T: The other night we played at Sydney, and we were laughing on stage because I was saying that Sara’s cooler than I am. We started joking about it and I said how fun it would be if everyone went on our Twitter or Instagram and wrote Sara’s cooler than me, because people who weren’t at the show wouldn’t understand it. It’s been two days and people are still doing that!

You guys released the music video of BWU two weeks ago, can you tell us the inspiration of it?

S: The director Clea Duvall sent us the treatment and her idea was that it would be a surprise ending where you would see me proposing to everybody and at the end you would realise that I was looking for someone who was going to accept that I was never going to be interested in getting married.

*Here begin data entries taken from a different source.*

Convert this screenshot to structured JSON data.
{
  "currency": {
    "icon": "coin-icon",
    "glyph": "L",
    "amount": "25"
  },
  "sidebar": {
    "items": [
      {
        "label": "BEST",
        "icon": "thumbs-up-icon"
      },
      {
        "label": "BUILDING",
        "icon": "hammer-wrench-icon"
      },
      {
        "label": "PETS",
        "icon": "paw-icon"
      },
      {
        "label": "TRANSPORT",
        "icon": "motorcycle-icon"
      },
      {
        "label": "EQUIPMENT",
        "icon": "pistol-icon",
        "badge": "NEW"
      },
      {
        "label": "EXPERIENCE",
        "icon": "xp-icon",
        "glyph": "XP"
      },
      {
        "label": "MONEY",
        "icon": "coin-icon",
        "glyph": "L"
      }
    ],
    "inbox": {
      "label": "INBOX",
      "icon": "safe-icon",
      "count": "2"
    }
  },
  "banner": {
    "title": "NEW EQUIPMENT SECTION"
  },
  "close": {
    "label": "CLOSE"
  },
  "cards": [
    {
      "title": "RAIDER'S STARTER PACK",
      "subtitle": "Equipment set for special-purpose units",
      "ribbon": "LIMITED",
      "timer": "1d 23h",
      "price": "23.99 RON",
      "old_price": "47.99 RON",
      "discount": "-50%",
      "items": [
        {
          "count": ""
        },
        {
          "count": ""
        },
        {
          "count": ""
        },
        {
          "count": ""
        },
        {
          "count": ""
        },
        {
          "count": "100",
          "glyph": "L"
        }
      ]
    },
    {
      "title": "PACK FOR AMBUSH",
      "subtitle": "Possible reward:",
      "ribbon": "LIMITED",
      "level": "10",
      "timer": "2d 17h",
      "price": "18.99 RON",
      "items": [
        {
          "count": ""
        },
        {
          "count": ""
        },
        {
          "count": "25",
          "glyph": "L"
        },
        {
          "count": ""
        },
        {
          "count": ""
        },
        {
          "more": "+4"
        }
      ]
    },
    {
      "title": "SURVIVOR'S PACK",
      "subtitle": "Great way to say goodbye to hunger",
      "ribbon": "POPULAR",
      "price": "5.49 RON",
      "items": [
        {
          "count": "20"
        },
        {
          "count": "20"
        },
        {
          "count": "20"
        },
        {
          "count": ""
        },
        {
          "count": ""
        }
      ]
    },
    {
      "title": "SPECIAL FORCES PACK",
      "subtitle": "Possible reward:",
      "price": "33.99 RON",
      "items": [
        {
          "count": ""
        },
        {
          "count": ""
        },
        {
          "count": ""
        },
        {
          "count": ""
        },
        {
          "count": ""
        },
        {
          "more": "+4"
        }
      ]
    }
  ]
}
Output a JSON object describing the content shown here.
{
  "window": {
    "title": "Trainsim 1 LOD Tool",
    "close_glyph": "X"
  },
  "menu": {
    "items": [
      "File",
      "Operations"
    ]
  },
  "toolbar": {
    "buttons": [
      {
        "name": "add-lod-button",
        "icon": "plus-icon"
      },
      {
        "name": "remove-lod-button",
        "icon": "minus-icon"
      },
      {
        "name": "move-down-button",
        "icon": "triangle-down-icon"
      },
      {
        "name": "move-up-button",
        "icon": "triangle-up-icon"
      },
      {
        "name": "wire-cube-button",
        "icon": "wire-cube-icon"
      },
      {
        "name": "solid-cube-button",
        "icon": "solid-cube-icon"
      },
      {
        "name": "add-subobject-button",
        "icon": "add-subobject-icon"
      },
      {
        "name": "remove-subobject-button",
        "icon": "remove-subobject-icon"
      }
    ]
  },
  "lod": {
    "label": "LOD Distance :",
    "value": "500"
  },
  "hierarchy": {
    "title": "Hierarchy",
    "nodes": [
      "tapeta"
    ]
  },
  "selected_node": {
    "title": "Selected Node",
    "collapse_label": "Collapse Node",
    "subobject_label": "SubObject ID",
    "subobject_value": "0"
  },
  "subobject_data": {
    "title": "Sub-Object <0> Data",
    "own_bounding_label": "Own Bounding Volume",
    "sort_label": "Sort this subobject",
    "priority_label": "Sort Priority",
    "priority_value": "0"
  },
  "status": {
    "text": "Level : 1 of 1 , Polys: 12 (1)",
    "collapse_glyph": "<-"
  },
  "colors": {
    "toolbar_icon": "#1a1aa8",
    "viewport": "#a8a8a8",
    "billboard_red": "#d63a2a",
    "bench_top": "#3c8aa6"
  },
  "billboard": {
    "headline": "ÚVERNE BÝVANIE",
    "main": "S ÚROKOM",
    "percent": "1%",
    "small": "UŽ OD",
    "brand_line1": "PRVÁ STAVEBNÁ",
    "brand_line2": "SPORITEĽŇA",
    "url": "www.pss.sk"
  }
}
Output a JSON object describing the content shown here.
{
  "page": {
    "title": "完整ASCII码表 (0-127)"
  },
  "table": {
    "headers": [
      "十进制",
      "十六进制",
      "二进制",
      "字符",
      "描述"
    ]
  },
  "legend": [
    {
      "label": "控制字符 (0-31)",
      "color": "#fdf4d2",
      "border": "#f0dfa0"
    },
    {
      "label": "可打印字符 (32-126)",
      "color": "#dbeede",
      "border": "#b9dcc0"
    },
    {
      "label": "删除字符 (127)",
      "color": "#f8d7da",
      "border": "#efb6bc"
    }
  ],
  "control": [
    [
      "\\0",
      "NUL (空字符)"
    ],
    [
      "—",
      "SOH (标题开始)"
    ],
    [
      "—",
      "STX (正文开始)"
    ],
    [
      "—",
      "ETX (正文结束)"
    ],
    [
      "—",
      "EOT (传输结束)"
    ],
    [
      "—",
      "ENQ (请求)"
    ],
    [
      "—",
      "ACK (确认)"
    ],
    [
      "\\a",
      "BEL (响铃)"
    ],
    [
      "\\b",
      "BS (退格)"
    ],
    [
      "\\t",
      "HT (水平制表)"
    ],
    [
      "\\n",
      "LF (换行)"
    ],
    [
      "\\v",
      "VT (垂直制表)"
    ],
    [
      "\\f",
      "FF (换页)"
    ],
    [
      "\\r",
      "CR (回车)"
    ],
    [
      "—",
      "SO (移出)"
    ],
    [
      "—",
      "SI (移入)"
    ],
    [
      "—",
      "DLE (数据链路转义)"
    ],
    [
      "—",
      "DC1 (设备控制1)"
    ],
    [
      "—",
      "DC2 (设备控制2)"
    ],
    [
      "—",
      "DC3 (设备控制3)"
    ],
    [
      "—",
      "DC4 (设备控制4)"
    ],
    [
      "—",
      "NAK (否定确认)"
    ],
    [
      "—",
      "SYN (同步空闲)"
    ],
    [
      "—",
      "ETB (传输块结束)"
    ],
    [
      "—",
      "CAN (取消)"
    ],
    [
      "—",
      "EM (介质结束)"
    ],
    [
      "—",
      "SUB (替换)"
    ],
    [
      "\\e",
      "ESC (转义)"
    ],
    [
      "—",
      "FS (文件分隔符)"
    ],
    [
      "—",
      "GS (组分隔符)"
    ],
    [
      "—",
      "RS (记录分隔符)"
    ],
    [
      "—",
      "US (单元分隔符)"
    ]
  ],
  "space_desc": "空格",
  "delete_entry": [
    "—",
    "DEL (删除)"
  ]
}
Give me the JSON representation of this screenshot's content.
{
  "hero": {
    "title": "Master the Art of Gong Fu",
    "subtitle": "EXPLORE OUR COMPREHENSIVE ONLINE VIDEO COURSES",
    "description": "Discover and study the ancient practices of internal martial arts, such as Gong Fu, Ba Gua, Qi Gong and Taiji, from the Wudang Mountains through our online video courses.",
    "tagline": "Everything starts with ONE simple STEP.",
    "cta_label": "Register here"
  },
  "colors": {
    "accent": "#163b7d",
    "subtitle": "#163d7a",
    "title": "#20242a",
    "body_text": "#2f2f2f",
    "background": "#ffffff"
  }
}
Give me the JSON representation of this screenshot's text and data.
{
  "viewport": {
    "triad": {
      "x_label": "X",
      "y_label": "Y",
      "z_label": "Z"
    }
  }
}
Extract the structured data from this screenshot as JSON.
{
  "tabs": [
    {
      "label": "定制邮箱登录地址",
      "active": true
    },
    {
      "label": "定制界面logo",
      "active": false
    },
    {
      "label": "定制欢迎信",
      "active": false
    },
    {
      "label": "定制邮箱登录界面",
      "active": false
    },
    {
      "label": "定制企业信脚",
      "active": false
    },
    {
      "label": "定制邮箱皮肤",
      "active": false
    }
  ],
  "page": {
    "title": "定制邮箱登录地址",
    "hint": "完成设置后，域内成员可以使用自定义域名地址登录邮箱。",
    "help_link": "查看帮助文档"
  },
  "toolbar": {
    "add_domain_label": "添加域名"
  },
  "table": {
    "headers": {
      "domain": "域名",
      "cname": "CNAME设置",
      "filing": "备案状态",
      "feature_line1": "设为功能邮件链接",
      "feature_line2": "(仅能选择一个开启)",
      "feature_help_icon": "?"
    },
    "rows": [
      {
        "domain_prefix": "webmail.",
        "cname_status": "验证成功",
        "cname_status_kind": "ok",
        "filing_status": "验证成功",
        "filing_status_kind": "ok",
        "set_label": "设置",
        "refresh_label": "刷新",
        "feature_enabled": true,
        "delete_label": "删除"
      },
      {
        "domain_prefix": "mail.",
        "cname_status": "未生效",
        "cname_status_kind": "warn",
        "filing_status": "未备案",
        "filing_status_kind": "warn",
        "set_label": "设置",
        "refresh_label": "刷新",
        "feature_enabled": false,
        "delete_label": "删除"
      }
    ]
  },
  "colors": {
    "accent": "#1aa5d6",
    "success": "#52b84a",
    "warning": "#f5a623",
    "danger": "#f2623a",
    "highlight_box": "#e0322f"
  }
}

I really thought that was a clever way to showcase that very simple message. There was a part of me that wondered if we should get political about it, but I like that it took a bit of a sweeter message.

How did you come up with the idea to do a video for every song on your latest album?

T: I pitched the idea really early on. We always just focus on the singles, so we’ll do two videos, and that’s it. But oftentimes the songs fans like the most don’t get videos, the deeper, more emotional songs. I thought that each song was so strong in this record that we should spread out our budget and make ten videos. And thankfully the record label was OK with that! With each video we just try to do something different, so they appeal to different people. We’ve got three left to shoot, so we’re almost there!